Inoltre, precisa che affinché la stessa trovi applicazione è necessario, tra l’altro, che il contratto di appalto, subappalto, affidamento a soggetti consorziati o rapporti negoziali comunque denominati siano “caratterizzati da un prevalente utilizzo di manodopera”.
In caso di stipula di contratti misti di affidamento del compimento di opere e servizi, nonché ai contratti di affidamento di opere, al fine di determinare la prevalenza, occorre fare riferimento al rapporto tra la retribuzione lorda riferita ai soli percettori di reddito di lavoro dipendente e assimilato (numeratore) e il prezzo complessivo dell’opera o dell’opera e del servizio nel caso di contratti misti (denominatore).
La previsione normativa non si applica qualora le imprese appaltatrici o affidatarie o subappaltatrici comunichino al committente di “aver eseguito nel corso dei periodi d’imposta cui si riferiscono le dichiarazioni dei redditi presentate nell’ultimo triennio complessivi versamenti registrati nel conto fiscale per un importo non inferiore al 10 per cento dell’ammontare dei ricavi o compensi risultanti dalle dichiarazioni medesime”. A tal fine si fa riferimento al rapporto tra i complessivi versamenti effettuati tramite modello F24 per tributi, contributi e premi assicurativi INAIL, al lordo dei crediti compensati, nel corso dei periodi d’imposta cui si riferiscono le dichiarazioni dei redditi presentate nell’ultimo triennio (numeratore) e i ricavi o compensi complessivi risultanti dalle dichiarazioni presentate nel medesimo triennio (denominatore).
Per quanto concerne i criteri di determinazione dei redditi degli enti non commerciali residenti, l’Agenzia delle Entrate osserva che le spese e gli altri componenti negativi relativi a beni e servizi adibiti promiscuamente all’esercizio di attività commerciali e di altre attività, sono deducibili per la parte del loro importo che corrisponde al rapporto tra l’ammontare dei ricavi e altri proventi che concorrono a formare il reddito d’impresa e l’ammontare complessivo di tutti i ricavi e proventi.


Sulla base di tali considerazioni, dunque, l’Agenzia delle Entrate ha chiarito che nell’ipotesi di contratti “promiscui”, ovvero di contratti di appalto riferiti all’acquisto di servizi generali, comuni sia all’attività istituzionale sia a quella commerciale, ai fini del calcolo della soglia di euro 200.000 annui, è necessario porre in relazione il costo dell’appalto con la quota proporzionale di ricavi riferiti all’attività commerciale.
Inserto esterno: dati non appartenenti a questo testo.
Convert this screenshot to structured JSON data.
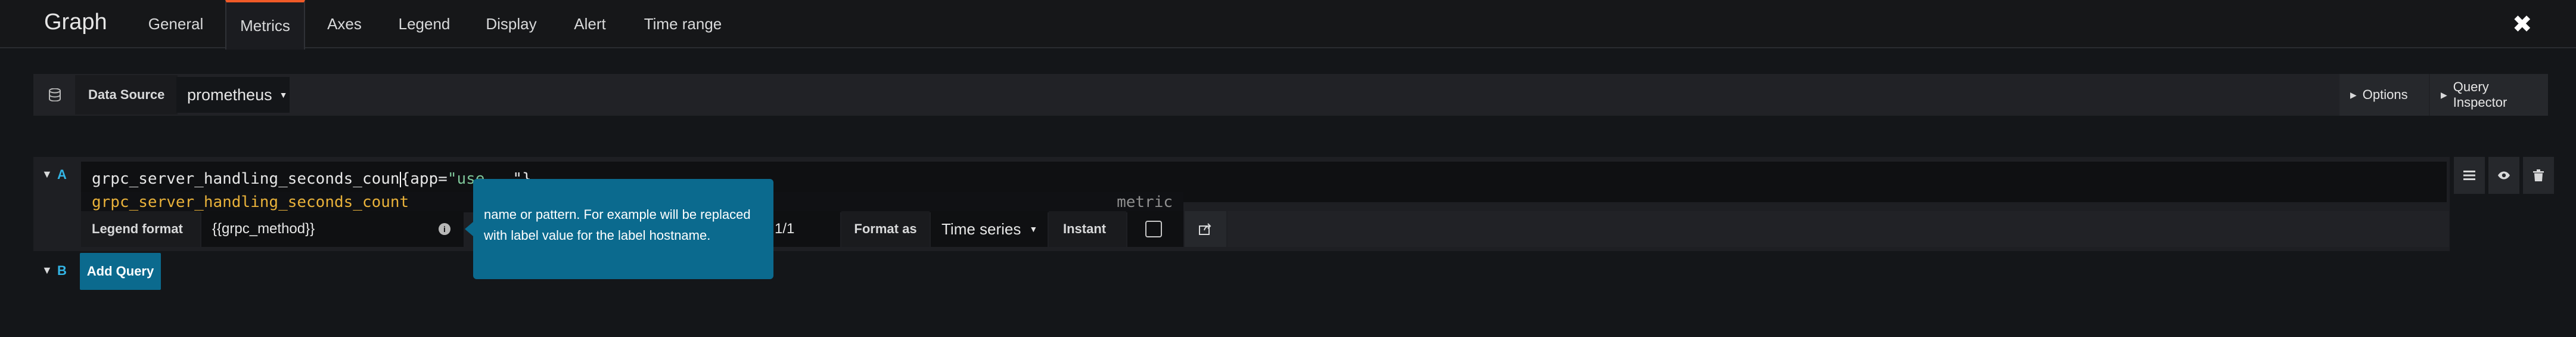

In altri termini, gli obblighi in materia di ritenute e compensazioni in appalti e subappalti trovano applicazione qualora il rapporto tra l’ammontare dei ricavi e altri proventi relativi all’attività commerciale (numeratore) e l’ammontare complessivo di tutti i ricavi e proventi (denominatore), moltiplicato per il costo annuo pattuito per l’affidamento all’impresa del compimento di servizi generali funzionali sia all’attività istituzionale sia a quella commerciale, risulti di importo complessivo superiore ad euro 200.000. Tale rapporto va determinato con riferimento ai ricavi del periodo d’imposta precedente a quello di inizio di esecuzione del contratto promiscuo.
Resta fermo che, al superamento della soglia come sopra determinata, gli obblighi in esame si applicheranno con riferimento a all’intero contratto.